Some random thoughts
As rain lashes down and wind thrashes the tulips and daffodils against each other, I am glad I popped out the other day and took a few quick photos. I even remembered to take a (poor) photo of Vinca balcanica (more properly called Vinca major subspecies balcanica. I bought this several years ago but it sat, rather dejected, in a pot for too long before I finally planted it out. Like many groundcover (or invasive) plants, it hated being restricted and leapt into other pots where the trailing stems rooted. So I ended up with several plants with no effort.
I know many people are nervous of vincas – I am too – but I do like them. I grow Vinca difformis ‘Jenny Pym’ which I admire for the soft pink flowers but I don’t so much grow it as curb her growth. It leaps around like an excited springer spaniel puppy and is even more destructive. This spring I have accumulated a collection of Vinca minor cultivars and am musing about where to release them. Vinca major spreads fast but will grow in sun or part shade and is useful – in the right place. There are several variegated forms and all are lovely to look at (possibly somewhere other than your own garden).
My Vinca balcanica is in two rather rough areas, and the piece planted under a Viburnum tomentosum, among lamium (and some weeds) has gradually made an impact. Quite how it differs from the plain species is hard to discover, apart from reputed increased hardiness, and it comes from Serbia, Kosovo and Albania which, at least, makes sense!
The leaves are deep green and the flowers are rich blue/purple. They are rather strappy and propellor-shaped with narrow blades. Like most vincas, the flowers are produced from spring to summer, with a few every now and then through summer. Most of the flowers are produced on the young, short shoots produced in spring.
I am definitely late posting about Pulsatilla vulgaris which I always know as the Pasque flower, named after the French word for Easter, itself derived from Pesach or passover. My plant is in one of the raised beds to give it the perfect drainage it requires. This is a European native, usually on chalky soils, growing in short grass, that is obviously related to anemones. The foliage develops after flowering and is grey, carroty and hairy. The flowers open for several weeks though most of mine have failed to open this spring, being soaked with rain and rotting rather than opening. This is a shame because the regal contrast of golden stamens and purple petals is really rather grand.
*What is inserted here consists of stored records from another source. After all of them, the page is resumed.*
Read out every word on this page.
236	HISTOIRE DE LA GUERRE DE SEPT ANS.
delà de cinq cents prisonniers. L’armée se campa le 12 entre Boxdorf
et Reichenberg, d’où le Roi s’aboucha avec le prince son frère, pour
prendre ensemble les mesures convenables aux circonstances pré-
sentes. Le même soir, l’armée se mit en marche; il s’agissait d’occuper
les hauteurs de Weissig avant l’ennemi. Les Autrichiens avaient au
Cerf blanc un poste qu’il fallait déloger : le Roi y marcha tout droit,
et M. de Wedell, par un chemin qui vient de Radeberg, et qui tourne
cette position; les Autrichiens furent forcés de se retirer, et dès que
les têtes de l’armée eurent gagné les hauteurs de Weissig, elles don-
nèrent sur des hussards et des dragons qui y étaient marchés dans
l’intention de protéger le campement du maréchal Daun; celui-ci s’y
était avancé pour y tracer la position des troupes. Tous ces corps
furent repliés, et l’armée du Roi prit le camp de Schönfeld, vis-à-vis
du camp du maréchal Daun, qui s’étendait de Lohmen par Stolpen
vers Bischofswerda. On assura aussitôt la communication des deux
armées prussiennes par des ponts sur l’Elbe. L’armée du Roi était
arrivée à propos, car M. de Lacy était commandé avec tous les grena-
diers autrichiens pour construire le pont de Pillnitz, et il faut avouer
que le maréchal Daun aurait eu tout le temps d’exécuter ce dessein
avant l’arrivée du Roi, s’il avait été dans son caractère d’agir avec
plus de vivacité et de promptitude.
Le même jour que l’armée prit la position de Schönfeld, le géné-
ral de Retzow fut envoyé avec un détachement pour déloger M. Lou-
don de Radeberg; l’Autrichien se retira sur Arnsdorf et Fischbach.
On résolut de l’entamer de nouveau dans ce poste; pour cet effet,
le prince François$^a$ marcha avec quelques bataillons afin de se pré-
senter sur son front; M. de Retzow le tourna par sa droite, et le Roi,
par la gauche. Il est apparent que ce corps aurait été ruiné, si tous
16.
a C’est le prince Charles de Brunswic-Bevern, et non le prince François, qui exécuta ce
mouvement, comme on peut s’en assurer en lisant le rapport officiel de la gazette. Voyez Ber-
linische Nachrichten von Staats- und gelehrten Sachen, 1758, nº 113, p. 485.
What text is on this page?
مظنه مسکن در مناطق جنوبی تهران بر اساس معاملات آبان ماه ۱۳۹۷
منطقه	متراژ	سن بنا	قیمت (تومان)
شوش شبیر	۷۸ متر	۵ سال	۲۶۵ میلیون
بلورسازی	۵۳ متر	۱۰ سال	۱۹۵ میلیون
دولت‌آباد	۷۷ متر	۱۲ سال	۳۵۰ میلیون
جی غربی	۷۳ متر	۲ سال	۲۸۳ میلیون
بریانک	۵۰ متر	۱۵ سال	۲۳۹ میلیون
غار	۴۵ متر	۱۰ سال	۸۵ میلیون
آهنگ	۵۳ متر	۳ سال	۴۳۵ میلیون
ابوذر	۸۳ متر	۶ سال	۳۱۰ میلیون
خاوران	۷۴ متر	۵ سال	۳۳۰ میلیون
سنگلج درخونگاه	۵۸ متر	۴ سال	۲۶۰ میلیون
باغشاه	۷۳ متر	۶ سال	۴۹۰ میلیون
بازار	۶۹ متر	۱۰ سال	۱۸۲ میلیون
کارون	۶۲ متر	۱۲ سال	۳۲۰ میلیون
There are other species that are smarter and many varieties with other colours and some with semi-double flowers but the plain species has plenty of charm.
The ‘soft’ spring, dominated by wet and wind, has not suited me well. I crave some sun so I can frolic in the bright light along with the tulips. Even the fox that visits daily looks fed up with the rain as he looks at me through the window, hoping I will feed him. But it does hold some promise for the fruit trees. The apples are yet to open but the pears are trying. More crucially, the plums have flowered well and, by hanging up CDs in the trees, I have managed to keep the finches off the blossom. The Japanese plum ‘Lizzie’ opens before the others, far too early to be sensible, but there are tiny green plums (and I mean tiny) on the tree. I brushed the old flowers and most dropped off, having failed to ‘set’ but there are some that are hanging on and show that there may be a crop.
There are four other plums and they have flowered brilliantly. I would expect nothing less since they are now fairly mature at 4 years old and they were stripped of blossom by the birds last year. This is their first chance to fruit. And the petals are dropping without the stems and calyx so it is looking promising. We are not there yet but…
Of course, if there is a good set then I will need to thin the fruits assiduously so they don’t put too much strain on the trees. Otherwise they won’t make new growth and there will be a poor crop next year. So-called ‘biennial bearing’ is a common problem with plums. But I am getting very ahead of myself now. So far there has not been a single plum from five plum trees (and a damson). But I am sure you can understand my excitement!
Nature does her best to teach us patience, and for that alone I am grateful…
I wouldn’t rush into planting a vinca here but admired a beautifully dark-flowered one in Mount Congreve the other day where it was growing in a big circle around the base of a tree.
That sounds like a good place for it – confined by mown lawn – should be constrained then
I saw that Vinca years ago on a bank in Wales. Unfortunately I couldn’t get to it or I would have had it much sooner! About 5 years ago when visiting a lovely garden in Bray I spotted a huge thicket of it in a very small wood at the end of the garden. The owners were very obliging! I planted it in an area just outside the garden and there it’s spreading well and gets comments from the occasional passer by. I did my best to I D it and it seems I was correct, many thanks. It’s a shame it’s so rampant as the flower is exquisite. Except my hair is a bit thin, I would be pulling it out with this weather – snow on the Sugarloaf this AM ! FingeRs XX for your frUit to set.
I am glad you have it too and yes, the flowers are really pretty. I will keep an eye on it but I have places where it can ramp as much as it likes for a while. I know what you mean about the weather – it has been brutal. It picked up a wooden bench yesterday and smashed it into a pot of tulips – which was a shame! No snow that I can see though.